В знаменитой петербургской увертюре «Ананасы в шампанском! Ананасы в шампанском!» поэт девиз своего творчества сформулировал так: «Я трагедию жизни претворю в грёзо-фарс». В год сочинения этой знаменитой увертюры и издания одноимённого с ней сборника поэт облюбовывает для летнего отдыха  местечко Эст-Тойла в Эстонии, а через три года навсегда покинет Россию, чтобы поселиться в стране знаменитого Дерптского университета, который причастен ко многим поэтическим судьбам  России.  Летом 1815 года в Эст-Тойле Игорь Северянин  напишет пронзительно тоскливое стихотворение «Это страшно», продолжающее тему городской элегии  Александра Блока «Ночь, улица, фонарь, аптека! Тоска и скука обыденности даёт контрастный фон феерическим чувствам лирического героя поэта, которые всегда демонстративны, сценичны, но у всякой сцены есть и своё – кулисы, гримёрка, перед  зеркалами которой необходимо на мгновенье расслабиться, меняя маски, парики и улыбки.  Вместо аптеки Александра Блока Северянин предлагает кондитерскую и  шоколад. Даже хлеб и пашню он готов заменить шоколадом:  «Из окна коричневая пашня / Грандиозной плиткой шоколада /  На зелёной скатерти травы». 

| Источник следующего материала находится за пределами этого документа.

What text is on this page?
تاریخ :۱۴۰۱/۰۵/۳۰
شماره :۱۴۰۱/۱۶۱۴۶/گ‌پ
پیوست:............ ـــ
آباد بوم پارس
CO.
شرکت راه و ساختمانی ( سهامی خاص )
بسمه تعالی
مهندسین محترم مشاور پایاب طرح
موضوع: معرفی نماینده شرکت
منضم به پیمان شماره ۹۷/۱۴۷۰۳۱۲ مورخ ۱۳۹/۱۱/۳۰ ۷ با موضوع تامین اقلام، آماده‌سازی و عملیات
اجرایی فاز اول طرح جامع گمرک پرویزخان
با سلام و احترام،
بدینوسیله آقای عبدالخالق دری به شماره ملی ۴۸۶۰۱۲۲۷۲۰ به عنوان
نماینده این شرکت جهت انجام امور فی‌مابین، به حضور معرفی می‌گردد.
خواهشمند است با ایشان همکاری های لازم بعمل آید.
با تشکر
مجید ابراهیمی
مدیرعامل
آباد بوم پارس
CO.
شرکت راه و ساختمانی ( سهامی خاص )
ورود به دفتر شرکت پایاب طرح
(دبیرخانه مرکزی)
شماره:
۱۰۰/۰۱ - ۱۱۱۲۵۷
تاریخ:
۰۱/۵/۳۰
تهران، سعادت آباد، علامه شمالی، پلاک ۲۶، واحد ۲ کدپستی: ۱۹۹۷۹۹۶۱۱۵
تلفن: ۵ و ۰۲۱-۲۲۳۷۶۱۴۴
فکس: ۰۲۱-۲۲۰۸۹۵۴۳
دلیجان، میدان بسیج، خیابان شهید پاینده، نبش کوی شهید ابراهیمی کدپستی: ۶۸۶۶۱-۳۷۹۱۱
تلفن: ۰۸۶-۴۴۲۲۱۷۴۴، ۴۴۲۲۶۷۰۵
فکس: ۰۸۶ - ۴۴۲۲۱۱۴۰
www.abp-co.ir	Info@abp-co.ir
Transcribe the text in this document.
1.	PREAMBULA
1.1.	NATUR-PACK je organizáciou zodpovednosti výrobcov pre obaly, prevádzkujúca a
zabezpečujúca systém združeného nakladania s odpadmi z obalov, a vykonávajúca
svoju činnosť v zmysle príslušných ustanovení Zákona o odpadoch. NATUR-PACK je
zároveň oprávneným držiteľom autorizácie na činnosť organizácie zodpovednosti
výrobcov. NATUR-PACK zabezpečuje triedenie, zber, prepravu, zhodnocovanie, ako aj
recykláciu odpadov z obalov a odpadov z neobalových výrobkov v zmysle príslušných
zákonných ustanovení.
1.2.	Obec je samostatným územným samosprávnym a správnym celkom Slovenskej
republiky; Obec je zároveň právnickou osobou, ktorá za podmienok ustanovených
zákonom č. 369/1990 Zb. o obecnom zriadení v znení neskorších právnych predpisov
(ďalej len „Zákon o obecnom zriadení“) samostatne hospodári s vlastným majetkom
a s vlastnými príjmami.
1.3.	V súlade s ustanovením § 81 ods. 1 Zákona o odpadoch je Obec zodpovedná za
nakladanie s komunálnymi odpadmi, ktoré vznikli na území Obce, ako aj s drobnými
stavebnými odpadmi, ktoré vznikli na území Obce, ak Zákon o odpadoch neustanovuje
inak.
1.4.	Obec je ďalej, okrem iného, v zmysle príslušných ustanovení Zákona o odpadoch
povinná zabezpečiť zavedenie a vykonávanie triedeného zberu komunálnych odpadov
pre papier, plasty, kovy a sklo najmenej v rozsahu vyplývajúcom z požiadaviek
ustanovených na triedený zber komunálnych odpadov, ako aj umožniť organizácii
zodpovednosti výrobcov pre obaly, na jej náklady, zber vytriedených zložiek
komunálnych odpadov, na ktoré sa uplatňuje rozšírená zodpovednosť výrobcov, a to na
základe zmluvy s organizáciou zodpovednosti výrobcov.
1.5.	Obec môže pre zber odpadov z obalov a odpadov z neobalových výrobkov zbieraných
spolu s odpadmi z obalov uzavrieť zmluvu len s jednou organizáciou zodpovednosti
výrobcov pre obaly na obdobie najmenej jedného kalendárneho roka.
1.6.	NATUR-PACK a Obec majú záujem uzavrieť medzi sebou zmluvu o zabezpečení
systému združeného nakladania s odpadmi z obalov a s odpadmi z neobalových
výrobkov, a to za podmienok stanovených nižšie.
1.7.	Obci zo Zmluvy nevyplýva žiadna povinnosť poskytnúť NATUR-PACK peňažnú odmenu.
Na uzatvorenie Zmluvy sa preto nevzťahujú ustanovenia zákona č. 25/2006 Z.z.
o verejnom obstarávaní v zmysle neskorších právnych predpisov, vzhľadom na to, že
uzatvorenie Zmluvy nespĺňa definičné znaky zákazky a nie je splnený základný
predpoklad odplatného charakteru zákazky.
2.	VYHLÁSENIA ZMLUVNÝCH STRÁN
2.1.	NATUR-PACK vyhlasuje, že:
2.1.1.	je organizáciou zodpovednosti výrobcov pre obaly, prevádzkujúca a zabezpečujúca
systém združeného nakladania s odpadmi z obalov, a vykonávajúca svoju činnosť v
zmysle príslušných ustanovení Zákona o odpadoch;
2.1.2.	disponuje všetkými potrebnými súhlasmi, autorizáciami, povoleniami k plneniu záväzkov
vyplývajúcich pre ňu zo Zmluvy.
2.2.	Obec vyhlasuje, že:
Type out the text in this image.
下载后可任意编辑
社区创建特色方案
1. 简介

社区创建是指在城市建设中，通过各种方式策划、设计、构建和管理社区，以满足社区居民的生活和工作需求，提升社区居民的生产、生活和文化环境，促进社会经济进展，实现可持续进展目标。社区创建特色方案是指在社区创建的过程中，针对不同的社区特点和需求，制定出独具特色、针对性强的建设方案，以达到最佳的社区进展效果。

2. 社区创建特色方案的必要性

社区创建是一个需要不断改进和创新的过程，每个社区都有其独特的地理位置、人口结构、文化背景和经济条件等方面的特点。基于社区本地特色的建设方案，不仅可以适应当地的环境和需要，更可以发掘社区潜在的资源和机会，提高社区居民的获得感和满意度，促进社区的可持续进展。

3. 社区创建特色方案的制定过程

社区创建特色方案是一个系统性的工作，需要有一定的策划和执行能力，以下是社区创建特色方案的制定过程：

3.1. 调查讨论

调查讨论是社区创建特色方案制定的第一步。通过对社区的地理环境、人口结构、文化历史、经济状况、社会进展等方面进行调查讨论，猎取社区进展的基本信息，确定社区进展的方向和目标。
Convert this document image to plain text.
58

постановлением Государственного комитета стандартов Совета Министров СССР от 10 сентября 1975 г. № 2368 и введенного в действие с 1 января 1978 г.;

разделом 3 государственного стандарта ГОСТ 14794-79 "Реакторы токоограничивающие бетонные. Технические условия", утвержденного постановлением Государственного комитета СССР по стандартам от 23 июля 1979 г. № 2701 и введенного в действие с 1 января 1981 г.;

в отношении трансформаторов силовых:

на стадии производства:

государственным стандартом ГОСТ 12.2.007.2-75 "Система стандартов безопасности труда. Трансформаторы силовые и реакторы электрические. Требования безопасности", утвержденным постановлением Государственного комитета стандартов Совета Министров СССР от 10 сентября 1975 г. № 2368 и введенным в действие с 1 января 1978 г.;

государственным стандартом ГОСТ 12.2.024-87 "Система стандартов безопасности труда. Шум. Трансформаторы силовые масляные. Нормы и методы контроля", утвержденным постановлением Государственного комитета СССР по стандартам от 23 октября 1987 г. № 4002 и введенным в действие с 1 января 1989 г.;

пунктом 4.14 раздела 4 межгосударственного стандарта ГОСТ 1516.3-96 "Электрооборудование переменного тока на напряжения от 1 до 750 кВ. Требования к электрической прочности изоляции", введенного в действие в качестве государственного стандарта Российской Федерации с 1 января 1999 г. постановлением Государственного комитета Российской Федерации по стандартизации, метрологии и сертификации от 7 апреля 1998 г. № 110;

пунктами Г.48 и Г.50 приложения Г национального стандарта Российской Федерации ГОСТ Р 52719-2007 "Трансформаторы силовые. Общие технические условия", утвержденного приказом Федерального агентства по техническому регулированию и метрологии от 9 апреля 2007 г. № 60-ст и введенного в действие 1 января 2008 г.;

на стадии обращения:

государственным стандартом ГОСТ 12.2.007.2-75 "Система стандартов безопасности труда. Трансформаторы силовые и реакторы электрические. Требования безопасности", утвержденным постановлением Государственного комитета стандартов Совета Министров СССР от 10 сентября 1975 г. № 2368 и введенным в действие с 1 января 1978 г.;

Игорь Северянин – ярчайший представитель гедонистической философии удовольствий новейшего времени, но удовольствия для него – это  осознанная игра, мудрая условность прагматика и конформиста:  «Мы живём, точно в сне неразгаданном, / На одной из удобных планет… / Много есть, чего вовсе не надо нам, / А того, что нам хочется, нет….» ( «Странно», 1909). Реалии жизни необходимы, хоть и суровы, и пусть завтра мы улетим на Марс, но сегодня нам космодром заменит ведёрко со льдом и шампанское. Милая ресторанная шутка массовика-затейника, в этой шутке – изрядная доля футуризма, ведь для заполнения ёмкостей ракеты горючее надо заморозить до сверхнизких температур, превращающих газ в лёд. 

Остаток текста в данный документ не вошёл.